= Medical education in Norway =

Medical education in Norway to become a professional physician is offered by the four major universities in Norway: the Norwegian University of Science and Technology, University of Bergen, University of Oslo, and University of Tromsø. The education takes 6 years and leads to a cand.med.-degree which is equivalent to Doctor of Medicine. The programme includes extensive clinical service that covers a wide range of patients, from primary health care in Norwegian municipalities to centralised specialist hospital departments, and from emergency medicine to caring for chronically ill patients.

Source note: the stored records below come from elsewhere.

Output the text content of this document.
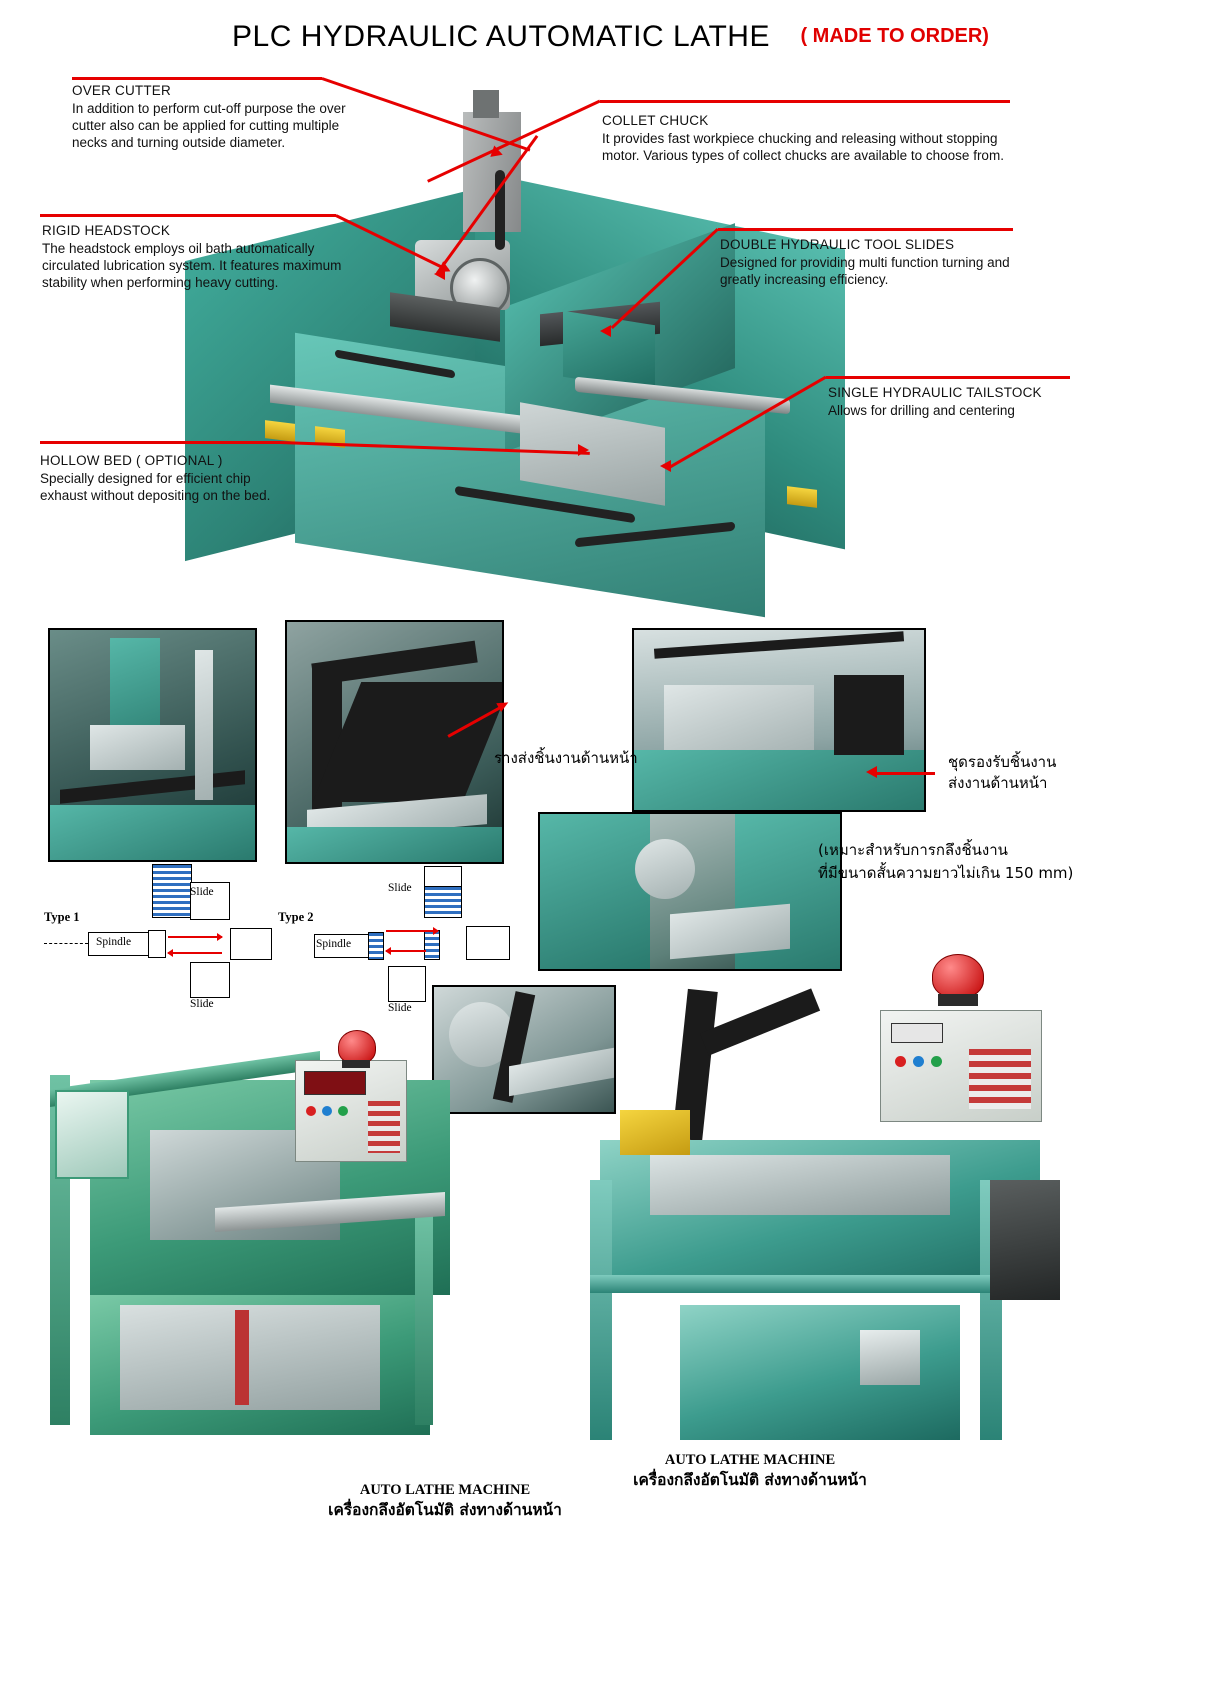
PLC HYDRAULIC AUTOMATIC LATHE ( MADE TO ORDER)
OVER CUTTER
In addition to perform cut-off purpose the over cutter also can be applied for cutting multiple necks and turning outside diameter.
COLLET CHUCK
It provides fast workpiece chucking and releasing without stopping motor. Various types of collect chucks are available to choose from.
RIGID HEADSTOCK
The headstock employs oil bath automatically circulated lubrication system. It features maximum stability when performing heavy cutting.
DOUBLE HYDRAULIC TOOL SLIDES
Designed for providing multi function turning and greatly increasing efficiency.
SINGLE HYDRAULIC TAILSTOCK
Allows for drilling and centering
HOLLOW BED ( OPTIONAL )
Specially designed for efficient chip exhaust without depositing on the bed.
รางส่งชิ้นงานด้านหน้า	ชุดรองรับชิ้นงาน
ส่งงานด้านหน้า
(เหมาะสำหรับการกลึงชิ้นงาน
ที่มีขนาดสั้นความยาวไม่เกิน 150 mm)
Type 1
Slide
Spindle
Slide
Type 2
Slide
Spindle
Slide
AUTO LATHE MACHINE
เครื่องกลึงอัตโนมัติ ส่งทางด้านหน้า
AUTO LATHE MACHINE
เครื่องกลึงอัตโนมัติ ส่งทางด้านหน้า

Traditionally cand.med.-graduates would have to complete a 1.5 year internship to be granted legal authorization for practising medicine, but because Norway is part of the EFTA, all physicians that can practice medicine in any part of EU/EFTA must also be able to practice medicine in Norway. This has led the health authorities in Norway to give authorization upon graduating, so that Norwegian graduates would have the same rights as foreign graduates. Now the internship programme is a part of the specialist-education.

==Admissions==
The requirements for admission is the completion of high school with additional science subjects (Mathematics R1 or S1+S2, Physics 1, Chemistry 1 and 2). The grade point requirements are dependent on the number of available spots in the programme, and because the number of appliers are extremely high on all of the medical programmes in Norway, the grade point requirement is considered very high relative to other study programmes in Norway.